With a crowd anticipated at perhaps 200,000 roaming the city’s streets, some of them fans of the archrival Americans, officials here ordered downtown beer and liquor stores to close early.

They had done the same on Saturday night when the hordes drawn here by the Olympics and the unseasonably warm weather made passage impossible on some sidewalks and clogged most available transportation options.

Officials said that “an unprecedented number of intoxicated people” forced the decision, which is amazing.  Canadians tend to be polite and kind, and they’ve had far more success these games than when they last hosted.  But don’t mess with their hockey, or a whole city will drink itself stupid out of disappointment.

Photo courtesy of Flickr user Suman Chakrabarti under a Creative Commons license.
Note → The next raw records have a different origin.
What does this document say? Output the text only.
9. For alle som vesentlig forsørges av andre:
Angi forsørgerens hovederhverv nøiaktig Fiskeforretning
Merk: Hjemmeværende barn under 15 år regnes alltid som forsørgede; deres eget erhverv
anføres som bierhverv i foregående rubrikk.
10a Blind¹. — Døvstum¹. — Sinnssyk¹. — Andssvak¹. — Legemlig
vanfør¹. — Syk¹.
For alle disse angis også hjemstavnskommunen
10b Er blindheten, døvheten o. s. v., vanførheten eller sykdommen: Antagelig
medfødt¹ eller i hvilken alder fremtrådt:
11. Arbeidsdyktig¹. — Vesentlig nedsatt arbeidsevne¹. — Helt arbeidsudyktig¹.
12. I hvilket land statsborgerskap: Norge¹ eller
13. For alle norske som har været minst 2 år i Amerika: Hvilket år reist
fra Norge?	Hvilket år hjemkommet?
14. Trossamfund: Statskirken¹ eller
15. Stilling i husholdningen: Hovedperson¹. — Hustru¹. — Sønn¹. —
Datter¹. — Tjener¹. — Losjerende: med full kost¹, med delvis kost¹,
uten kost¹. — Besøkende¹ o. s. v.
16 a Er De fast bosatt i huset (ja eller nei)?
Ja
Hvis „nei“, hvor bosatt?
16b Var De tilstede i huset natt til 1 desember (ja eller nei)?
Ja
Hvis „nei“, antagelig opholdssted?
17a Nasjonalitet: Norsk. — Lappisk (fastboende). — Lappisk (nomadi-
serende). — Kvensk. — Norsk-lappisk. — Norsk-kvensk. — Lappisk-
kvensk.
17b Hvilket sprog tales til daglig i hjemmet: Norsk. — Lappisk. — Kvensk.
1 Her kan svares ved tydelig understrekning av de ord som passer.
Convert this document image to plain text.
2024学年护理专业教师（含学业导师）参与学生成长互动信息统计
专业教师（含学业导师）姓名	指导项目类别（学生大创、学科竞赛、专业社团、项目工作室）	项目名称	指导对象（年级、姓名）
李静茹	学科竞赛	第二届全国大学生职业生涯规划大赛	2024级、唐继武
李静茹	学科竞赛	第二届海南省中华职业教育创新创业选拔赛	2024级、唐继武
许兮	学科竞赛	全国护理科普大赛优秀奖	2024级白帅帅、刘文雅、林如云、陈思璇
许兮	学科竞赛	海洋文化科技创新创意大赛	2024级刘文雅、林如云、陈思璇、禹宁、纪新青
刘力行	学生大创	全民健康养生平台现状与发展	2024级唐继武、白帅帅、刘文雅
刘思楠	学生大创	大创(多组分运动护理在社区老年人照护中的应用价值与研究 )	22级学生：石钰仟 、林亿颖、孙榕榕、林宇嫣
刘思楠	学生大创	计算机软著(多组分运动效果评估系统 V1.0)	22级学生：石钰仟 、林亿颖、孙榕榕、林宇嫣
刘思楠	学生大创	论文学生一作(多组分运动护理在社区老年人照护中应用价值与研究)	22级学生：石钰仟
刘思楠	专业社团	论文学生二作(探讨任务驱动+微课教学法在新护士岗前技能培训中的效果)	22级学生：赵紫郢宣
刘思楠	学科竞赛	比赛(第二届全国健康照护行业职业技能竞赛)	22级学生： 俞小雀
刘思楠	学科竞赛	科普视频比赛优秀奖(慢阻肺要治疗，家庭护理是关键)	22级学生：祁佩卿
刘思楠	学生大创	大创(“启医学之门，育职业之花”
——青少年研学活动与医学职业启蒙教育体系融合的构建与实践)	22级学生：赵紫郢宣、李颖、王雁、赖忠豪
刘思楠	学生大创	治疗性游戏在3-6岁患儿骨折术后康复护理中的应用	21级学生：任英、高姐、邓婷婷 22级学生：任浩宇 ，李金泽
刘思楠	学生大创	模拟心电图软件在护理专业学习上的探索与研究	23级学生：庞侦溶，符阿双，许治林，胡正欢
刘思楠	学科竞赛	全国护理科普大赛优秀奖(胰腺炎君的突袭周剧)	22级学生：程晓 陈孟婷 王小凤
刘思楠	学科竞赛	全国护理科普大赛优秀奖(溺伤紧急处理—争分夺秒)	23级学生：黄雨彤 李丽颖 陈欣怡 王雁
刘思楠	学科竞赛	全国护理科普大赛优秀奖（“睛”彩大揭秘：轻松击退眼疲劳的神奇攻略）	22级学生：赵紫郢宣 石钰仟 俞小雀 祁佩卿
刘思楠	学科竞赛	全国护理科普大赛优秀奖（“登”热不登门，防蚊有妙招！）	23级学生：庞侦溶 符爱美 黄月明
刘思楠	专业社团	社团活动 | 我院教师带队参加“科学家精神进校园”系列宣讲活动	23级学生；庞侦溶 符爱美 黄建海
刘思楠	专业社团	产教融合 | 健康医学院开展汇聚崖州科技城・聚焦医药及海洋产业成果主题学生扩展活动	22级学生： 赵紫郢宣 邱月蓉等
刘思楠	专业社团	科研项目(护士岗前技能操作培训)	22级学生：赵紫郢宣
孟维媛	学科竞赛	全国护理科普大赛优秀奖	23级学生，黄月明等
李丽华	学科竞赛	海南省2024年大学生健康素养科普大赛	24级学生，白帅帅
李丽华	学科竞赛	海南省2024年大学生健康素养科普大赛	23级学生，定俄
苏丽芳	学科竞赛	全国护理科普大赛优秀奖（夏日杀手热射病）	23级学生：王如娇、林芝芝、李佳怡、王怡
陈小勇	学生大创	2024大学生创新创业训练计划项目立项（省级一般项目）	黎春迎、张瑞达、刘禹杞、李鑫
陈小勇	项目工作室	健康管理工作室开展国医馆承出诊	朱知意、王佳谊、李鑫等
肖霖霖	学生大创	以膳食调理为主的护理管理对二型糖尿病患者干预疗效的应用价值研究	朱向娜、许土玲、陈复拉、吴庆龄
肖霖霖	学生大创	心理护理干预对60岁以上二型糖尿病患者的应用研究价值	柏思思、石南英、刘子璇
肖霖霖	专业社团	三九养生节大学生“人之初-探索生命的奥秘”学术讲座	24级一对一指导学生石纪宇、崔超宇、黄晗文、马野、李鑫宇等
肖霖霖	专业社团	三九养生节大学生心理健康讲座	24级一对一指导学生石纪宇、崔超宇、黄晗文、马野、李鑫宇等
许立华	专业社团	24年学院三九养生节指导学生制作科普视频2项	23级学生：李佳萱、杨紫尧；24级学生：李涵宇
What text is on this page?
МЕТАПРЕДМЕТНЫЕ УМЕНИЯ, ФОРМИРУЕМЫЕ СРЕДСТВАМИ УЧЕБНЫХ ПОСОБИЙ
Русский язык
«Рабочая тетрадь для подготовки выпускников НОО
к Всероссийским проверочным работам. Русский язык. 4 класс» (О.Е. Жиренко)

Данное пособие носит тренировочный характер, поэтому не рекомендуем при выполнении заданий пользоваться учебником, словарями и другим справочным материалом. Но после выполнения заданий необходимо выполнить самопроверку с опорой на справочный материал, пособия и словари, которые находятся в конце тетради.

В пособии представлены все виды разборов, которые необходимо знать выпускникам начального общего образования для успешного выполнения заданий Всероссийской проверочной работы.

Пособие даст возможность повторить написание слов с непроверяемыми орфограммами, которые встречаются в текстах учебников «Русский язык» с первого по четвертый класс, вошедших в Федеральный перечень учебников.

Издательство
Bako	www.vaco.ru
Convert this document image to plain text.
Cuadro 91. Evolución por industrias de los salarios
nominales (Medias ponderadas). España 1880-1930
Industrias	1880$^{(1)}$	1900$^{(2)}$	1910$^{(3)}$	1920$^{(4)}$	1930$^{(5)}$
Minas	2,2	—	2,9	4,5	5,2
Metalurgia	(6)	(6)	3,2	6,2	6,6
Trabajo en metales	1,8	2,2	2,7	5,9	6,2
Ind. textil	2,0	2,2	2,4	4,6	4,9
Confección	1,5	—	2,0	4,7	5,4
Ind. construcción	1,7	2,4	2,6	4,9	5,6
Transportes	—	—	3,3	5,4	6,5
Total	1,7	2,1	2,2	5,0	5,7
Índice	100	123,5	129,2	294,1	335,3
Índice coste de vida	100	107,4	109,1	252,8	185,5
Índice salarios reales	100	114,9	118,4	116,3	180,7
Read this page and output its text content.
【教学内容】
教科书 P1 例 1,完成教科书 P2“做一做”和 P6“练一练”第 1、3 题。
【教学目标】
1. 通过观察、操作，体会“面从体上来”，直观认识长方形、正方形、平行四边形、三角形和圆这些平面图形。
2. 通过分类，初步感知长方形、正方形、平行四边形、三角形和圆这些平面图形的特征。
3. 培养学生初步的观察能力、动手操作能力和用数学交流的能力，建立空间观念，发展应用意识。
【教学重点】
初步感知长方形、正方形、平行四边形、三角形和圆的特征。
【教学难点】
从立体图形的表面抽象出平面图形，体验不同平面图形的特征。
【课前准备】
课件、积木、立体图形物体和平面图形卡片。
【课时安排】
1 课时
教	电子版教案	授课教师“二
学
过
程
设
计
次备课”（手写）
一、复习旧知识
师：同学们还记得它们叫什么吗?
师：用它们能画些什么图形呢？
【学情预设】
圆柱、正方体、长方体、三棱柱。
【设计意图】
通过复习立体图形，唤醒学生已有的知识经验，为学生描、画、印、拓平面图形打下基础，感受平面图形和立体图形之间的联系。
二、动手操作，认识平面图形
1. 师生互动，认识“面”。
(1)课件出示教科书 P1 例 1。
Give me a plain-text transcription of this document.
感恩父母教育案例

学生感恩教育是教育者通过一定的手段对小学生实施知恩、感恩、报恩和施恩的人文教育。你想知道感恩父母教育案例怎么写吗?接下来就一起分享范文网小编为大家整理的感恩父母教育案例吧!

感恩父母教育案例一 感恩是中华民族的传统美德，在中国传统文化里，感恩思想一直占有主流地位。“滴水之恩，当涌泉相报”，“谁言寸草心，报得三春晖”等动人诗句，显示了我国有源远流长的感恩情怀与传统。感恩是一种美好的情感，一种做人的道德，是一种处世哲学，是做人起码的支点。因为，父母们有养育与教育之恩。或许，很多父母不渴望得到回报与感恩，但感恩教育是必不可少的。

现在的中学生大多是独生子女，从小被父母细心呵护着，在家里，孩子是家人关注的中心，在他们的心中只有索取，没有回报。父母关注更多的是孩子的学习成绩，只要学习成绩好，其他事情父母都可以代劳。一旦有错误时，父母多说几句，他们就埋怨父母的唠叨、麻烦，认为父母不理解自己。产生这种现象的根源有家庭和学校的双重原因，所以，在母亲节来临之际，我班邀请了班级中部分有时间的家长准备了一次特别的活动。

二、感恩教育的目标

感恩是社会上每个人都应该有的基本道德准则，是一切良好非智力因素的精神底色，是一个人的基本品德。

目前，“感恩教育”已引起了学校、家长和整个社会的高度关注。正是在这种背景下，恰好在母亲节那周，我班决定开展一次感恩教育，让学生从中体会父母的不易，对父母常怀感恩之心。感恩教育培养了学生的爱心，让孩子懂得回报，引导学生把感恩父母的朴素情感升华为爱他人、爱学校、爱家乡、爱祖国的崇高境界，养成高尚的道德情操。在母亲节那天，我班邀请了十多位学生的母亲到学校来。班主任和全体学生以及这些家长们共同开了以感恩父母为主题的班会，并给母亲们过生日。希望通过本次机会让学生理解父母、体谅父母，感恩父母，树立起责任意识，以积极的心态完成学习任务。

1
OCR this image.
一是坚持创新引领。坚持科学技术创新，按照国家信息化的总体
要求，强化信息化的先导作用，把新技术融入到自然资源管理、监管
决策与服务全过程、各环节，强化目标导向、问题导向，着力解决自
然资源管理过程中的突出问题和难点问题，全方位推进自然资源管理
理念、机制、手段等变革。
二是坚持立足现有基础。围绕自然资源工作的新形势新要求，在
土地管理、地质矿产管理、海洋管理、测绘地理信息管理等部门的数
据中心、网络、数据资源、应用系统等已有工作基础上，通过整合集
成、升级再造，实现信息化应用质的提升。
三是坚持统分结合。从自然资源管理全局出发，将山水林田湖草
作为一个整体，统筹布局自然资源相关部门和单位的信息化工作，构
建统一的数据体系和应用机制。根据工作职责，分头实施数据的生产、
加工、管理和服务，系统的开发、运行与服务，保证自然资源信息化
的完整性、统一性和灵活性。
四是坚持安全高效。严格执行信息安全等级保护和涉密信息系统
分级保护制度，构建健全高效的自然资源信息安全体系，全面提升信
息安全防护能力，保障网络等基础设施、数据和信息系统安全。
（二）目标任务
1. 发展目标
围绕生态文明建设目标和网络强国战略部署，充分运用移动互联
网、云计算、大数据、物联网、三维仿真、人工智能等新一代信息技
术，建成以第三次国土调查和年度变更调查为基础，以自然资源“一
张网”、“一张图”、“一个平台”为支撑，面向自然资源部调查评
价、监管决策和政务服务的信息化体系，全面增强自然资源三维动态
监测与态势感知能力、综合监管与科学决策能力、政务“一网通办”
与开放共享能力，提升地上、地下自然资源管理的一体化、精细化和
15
The Fascinating Story of Government-Poisoned Alcohol

Posted on February 20, 2010 in History by Josh

Prohibition photo (from Slate)
Slate writer Deborah Blum has a fascinating article about her discovery — or re-discovery, I guess — of a prohibition-era program by the US government to poison industrial alcohols…

Frustrated that people continued to consume so much alcohol even after it was banned, federal officials had decided to try a different kind of enforcement. They ordered the poisoning of industrial alcohols manufactured in the United States, products regularly stolen by bootleggers and resold as drinkable spirits. The idea was to scare people into giving up illicit drinking. Instead, by the time Prohibition ended in 1933, the federal poisoning program, by some estimates, had killed at least 10,000 people.

Although mostly forgotten today, the “chemist’s war of Prohibition” remains one of the strangest and most deadly decisions in American law-enforcement history. As one of its most outspoken opponents, Charles Norris, the chief medical examiner of New York City during the 1920s, liked to say, it was “our national experiment in extermination.”

The logic behind “let’s kill a few people to scare the rest off” baffles me.  Whatever your political affiliation, governments are, at their core, there to protect the safety and welfare of the citizens, whether they’re engaged in illegal activity or not.  Layered on top of that is the absurdity of the 18th amendment itself — instead of just stupidly banning alcohol, they stupidly decided to poison people to reinforce the message.